CT-IDP: Segmentation-Derived Quantitative Phenotypes for Interpretable Abdominal CT Disease Classification
Researchers developed CT-IDP, a quantitative phenotyping framework that uses organ segmentation and derived descriptors to classify abdominal CT diseases through interpretable logistic regression. The approach achieved superior performance compared to vision-transformer baselines across multiple datasets, demonstrating the value of explainable AI in medical imaging.
CT-IDP represents a significant advancement in medical imaging analysis by prioritizing interpretability alongside performance. Rather than relying solely on deep learning black boxes, the framework extracts over 900 quantitative features from multi-organ segmentations—including morphometry, attenuation, and disease burden metrics—then applies sparse logistic regression to identify disease-specific patterns. This hybrid approach bridges the gap between traditional medical reasoning and modern machine learning.

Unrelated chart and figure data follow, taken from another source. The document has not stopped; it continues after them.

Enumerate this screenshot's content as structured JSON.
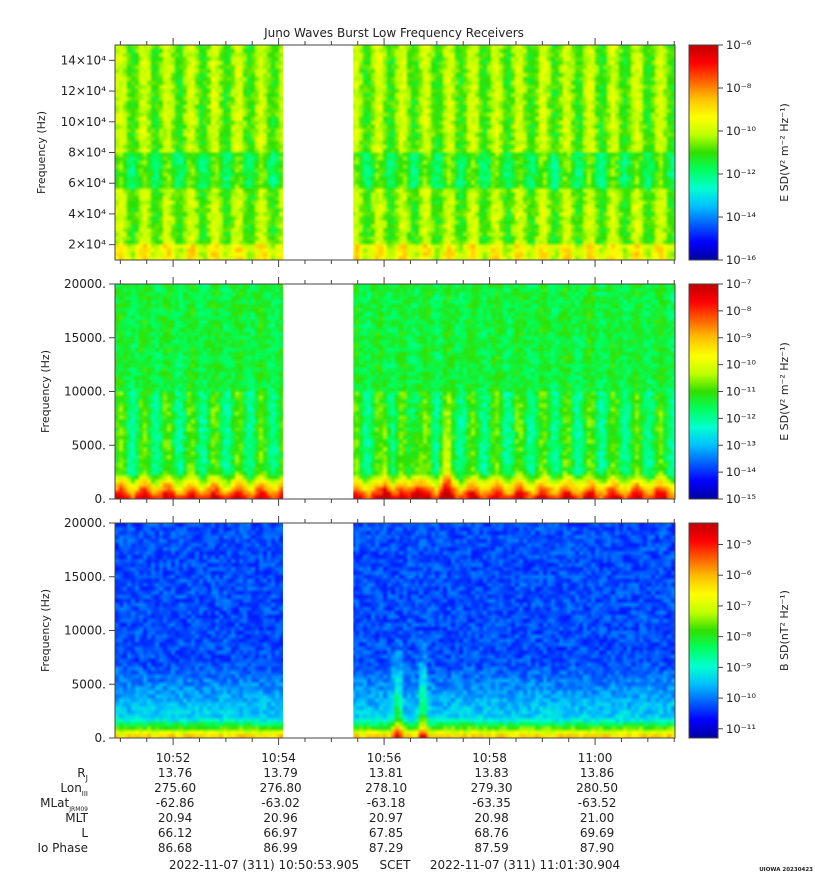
{
  "title": "Juno Waves Burst Low Frequency Receivers",
  "colors": {
    "colormap": [
      "#0000a0",
      "#0000ff",
      "#0060ff",
      "#00c0ff",
      "#00ffd0",
      "#00ff60",
      "#30e000",
      "#c0ff00",
      "#ffff00",
      "#ffc000",
      "#ff6000",
      "#ff0000",
      "#c00000"
    ],
    "gap": "#ffffff"
  },
  "chart_data": [
    {
      "type": "heatmap",
      "ylabel": "Frequency (Hz)",
      "ylim": [
        10000,
        150000
      ],
      "yticks": [
        {
          "value": 20000,
          "label": "2×10⁴"
        },
        {
          "value": 40000,
          "label": "4×10⁴"
        },
        {
          "value": 60000,
          "label": "6×10⁴"
        },
        {
          "value": 80000,
          "label": "8×10⁴"
        },
        {
          "value": 100000,
          "label": "10×10⁴"
        },
        {
          "value": 120000,
          "label": "12×10⁴"
        },
        {
          "value": 140000,
          "label": "14×10⁴"
        }
      ],
      "colorbar": {
        "label": "E SD(V² m⁻² Hz⁻¹)",
        "scale": "log",
        "range": [
          -16,
          -6
        ],
        "ticks": [
          "10⁻⁶",
          "10⁻⁸",
          "10⁻¹⁰",
          "10⁻¹²",
          "10⁻¹⁴",
          "10⁻¹⁶"
        ]
      },
      "data_gap": [
        "10:54:05",
        "10:55:25"
      ],
      "background_level": 0.55
    },
    {
      "type": "heatmap",
      "ylabel": "Frequency (Hz)",
      "ylim": [
        0,
        20000
      ],
      "yticks": [
        {
          "value": 0,
          "label": "0."
        },
        {
          "value": 5000,
          "label": "5000."
        },
        {
          "value": 10000,
          "label": "10000."
        },
        {
          "value": 15000,
          "label": "15000."
        },
        {
          "value": 20000,
          "label": "20000."
        }
      ],
      "colorbar": {
        "label": "E SD(V² m⁻² Hz⁻¹)",
        "scale": "log",
        "range": [
          -15,
          -7
        ],
        "ticks": [
          "10⁻⁷",
          "10⁻⁸",
          "10⁻⁹",
          "10⁻¹⁰",
          "10⁻¹¹",
          "10⁻¹²",
          "10⁻¹³",
          "10⁻¹⁴",
          "10⁻¹⁵"
        ]
      },
      "data_gap": [
        "10:54:05",
        "10:55:25"
      ],
      "background_level": 0.45
    },
    {
      "type": "heatmap",
      "ylabel": "Frequency (Hz)",
      "ylim": [
        0,
        20000
      ],
      "yticks": [
        {
          "value": 0,
          "label": "0."
        },
        {
          "value": 5000,
          "label": "5000."
        },
        {
          "value": 10000,
          "label": "10000."
        },
        {
          "value": 15000,
          "label": "15000."
        },
        {
          "value": 20000,
          "label": "20000."
        }
      ],
      "colorbar": {
        "label": "B SD(nT² Hz⁻¹)",
        "scale": "log",
        "range": [
          -11,
          -4.3
        ],
        "ticks": [
          "10⁻⁵",
          "10⁻⁶",
          "10⁻⁷",
          "10⁻⁸",
          "10⁻⁹",
          "10⁻¹⁰",
          "10⁻¹¹"
        ]
      },
      "data_gap": [
        "10:54:05",
        "10:55:25"
      ],
      "background_level": 0.15
    }
  ],
  "time_axis": {
    "start": "10:50:53.905",
    "end": "11:01:30.904",
    "tick_labels": [
      "10:52",
      "10:54",
      "10:56",
      "10:58",
      "11:00"
    ]
  },
  "ephemeris": {
    "labels": [
      "R",
      "Lon",
      "MLat",
      "MLT",
      "L",
      "Io Phase"
    ],
    "label_subscripts": [
      "J",
      "III",
      "JRM09",
      "",
      "",
      ""
    ],
    "columns": [
      [
        "13.76",
        "275.60",
        "-62.86",
        "20.94",
        "66.12",
        "86.68"
      ],
      [
        "13.79",
        "276.80",
        "-63.02",
        "20.96",
        "66.97",
        "86.99"
      ],
      [
        "13.81",
        "278.10",
        "-63.18",
        "20.97",
        "67.85",
        "87.29"
      ],
      [
        "13.83",
        "279.30",
        "-63.35",
        "20.98",
        "68.76",
        "87.59"
      ],
      [
        "13.86",
        "280.50",
        "-63.52",
        "21.00",
        "69.69",
        "87.90"
      ]
    ]
  },
  "footer": {
    "start_text": "2022-11-07 (311) 10:50:53.905",
    "mid_text": "SCET",
    "end_text": "2022-11-07 (311) 11:01:30.904",
    "credit": "UIOWA 20230423"
  }
}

The validation methodology demonstrates rigor uncommon in AI research. Training on MERLIN's 15,175 studies and external evaluation on Duke-Abdomen and AMOS datasets tests genuine generalization across institutions and populations. CT-IDP consistently outperformed a DINOv3 vision-transformer baseline (macro-AUC of 0.897 vs 0.880 on MERLIN, 0.877 vs 0.857 on Duke-Abdomen), suggesting that domain-specific feature engineering remains valuable even with modern transformer architectures.

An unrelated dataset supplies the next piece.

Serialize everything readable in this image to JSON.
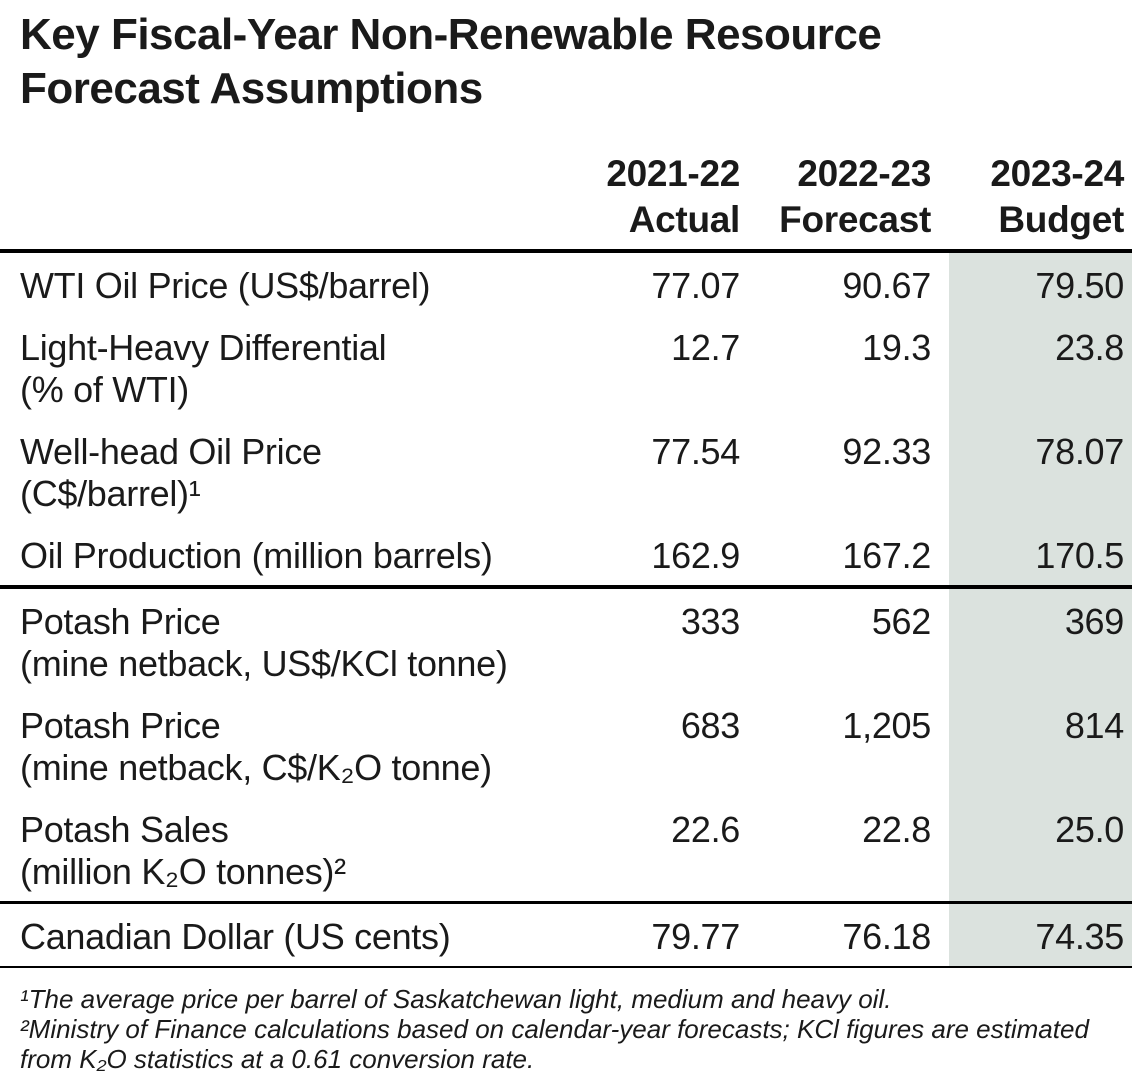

For clinical deployment, interpretability carries substantial weight. Physicians can understand which organ measurements and descriptors drive diagnostic decisions, enabling validation against clinical knowledge and identification of potential biases. This transparency becomes critical in regulated healthcare environments where algorithmic accountability matters alongside accuracy.
The framework's success with TotalSegmentator—an open-source segmentation tool—suggests reproducibility and accessibility. Future work likely involves expanding disease coverage, integrating temporal imaging data, and exploring feature interactions. The modest performance gap between approaches on AMOS (780 vs 756) indicates room for refinement on more challenging, diverse datasets.

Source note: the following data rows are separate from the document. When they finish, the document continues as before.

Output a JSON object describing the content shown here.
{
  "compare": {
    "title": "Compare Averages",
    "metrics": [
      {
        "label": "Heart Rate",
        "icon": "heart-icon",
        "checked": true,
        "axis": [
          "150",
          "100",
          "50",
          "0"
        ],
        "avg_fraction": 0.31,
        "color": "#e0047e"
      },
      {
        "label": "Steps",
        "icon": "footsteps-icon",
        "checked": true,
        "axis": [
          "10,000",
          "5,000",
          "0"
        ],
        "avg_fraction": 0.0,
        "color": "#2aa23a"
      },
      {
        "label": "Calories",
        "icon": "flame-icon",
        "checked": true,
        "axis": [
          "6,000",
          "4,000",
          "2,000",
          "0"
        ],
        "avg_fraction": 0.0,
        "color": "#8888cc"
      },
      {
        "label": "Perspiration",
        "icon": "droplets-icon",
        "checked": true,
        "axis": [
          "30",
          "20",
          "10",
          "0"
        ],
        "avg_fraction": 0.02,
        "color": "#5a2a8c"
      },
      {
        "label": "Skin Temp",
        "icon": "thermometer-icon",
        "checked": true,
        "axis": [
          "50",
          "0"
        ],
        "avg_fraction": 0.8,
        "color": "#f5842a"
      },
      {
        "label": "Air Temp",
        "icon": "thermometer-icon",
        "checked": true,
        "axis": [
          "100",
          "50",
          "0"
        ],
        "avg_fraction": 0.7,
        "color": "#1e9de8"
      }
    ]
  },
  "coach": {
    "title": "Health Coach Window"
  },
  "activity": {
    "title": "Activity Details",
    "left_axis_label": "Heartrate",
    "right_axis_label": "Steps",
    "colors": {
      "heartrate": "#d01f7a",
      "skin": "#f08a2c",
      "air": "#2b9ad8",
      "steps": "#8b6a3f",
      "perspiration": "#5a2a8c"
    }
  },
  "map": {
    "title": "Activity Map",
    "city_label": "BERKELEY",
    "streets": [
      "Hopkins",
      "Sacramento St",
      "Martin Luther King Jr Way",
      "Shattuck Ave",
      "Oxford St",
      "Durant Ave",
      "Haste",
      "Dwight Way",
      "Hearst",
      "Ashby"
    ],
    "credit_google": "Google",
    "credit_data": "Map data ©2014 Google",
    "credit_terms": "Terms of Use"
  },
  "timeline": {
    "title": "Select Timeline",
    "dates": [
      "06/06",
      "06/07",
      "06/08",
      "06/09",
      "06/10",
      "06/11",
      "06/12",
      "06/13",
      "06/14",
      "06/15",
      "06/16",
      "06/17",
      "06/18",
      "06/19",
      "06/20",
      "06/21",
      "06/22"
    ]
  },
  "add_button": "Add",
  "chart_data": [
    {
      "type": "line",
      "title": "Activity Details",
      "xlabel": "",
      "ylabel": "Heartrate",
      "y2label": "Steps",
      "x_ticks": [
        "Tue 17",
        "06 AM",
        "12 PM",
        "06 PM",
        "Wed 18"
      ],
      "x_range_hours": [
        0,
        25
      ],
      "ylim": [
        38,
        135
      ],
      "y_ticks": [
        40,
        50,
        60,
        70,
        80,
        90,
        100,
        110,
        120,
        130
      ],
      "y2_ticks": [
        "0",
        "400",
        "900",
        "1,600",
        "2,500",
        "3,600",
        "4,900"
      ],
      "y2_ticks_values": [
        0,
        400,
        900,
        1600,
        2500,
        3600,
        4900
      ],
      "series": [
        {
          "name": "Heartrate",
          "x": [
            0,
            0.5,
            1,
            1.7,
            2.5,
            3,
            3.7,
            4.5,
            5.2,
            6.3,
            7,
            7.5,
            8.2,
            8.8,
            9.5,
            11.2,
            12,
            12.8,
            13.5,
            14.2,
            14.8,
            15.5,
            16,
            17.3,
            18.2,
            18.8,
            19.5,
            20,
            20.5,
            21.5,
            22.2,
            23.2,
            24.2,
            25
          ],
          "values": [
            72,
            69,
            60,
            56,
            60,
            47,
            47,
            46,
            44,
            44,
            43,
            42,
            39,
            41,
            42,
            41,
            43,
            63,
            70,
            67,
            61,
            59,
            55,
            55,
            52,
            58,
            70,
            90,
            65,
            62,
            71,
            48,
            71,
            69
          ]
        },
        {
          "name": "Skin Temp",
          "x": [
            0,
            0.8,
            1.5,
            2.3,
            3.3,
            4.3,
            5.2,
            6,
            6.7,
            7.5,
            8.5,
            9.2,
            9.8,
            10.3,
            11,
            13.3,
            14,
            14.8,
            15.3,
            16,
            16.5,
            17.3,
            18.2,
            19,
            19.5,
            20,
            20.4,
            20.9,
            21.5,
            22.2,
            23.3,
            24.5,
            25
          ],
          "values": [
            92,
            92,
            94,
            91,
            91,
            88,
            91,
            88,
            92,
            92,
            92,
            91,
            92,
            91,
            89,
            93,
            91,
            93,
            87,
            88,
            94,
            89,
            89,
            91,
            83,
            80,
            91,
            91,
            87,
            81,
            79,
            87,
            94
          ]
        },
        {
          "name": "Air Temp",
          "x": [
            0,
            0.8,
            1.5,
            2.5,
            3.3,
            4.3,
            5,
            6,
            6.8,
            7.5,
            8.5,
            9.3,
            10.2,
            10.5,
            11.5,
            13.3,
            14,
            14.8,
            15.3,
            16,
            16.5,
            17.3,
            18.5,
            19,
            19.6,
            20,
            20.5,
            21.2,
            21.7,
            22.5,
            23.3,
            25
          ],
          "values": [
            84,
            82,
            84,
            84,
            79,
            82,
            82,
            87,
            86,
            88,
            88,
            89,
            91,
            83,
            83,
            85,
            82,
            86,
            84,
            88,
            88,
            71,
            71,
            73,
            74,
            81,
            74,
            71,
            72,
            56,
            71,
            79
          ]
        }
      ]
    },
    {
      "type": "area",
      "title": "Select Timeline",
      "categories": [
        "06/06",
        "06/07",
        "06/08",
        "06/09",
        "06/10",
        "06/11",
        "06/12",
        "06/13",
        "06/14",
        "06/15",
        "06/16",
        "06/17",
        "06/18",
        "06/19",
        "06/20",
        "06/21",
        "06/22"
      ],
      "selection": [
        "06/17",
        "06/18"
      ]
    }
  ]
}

- →CT-IDP achieved 0.897 macro-AUC by combining organ segmentation with 900+ quantitative descriptors and sparse logistic regression.
- →Interpretable features outperformed vision-transformer baselines across three independent datasets, validating the hybrid engineering approach.
- →External validation on Duke-Abdomen and AMOS datasets confirmed generalization across institutions without model retraining.
- →Domain-specific quantitative phenotypes enable clinician validation and bias detection compared to black-box deep learning models.
- →Open-source TotalSegmentator integration suggests broad reproducibility and potential clinical adoption pathway.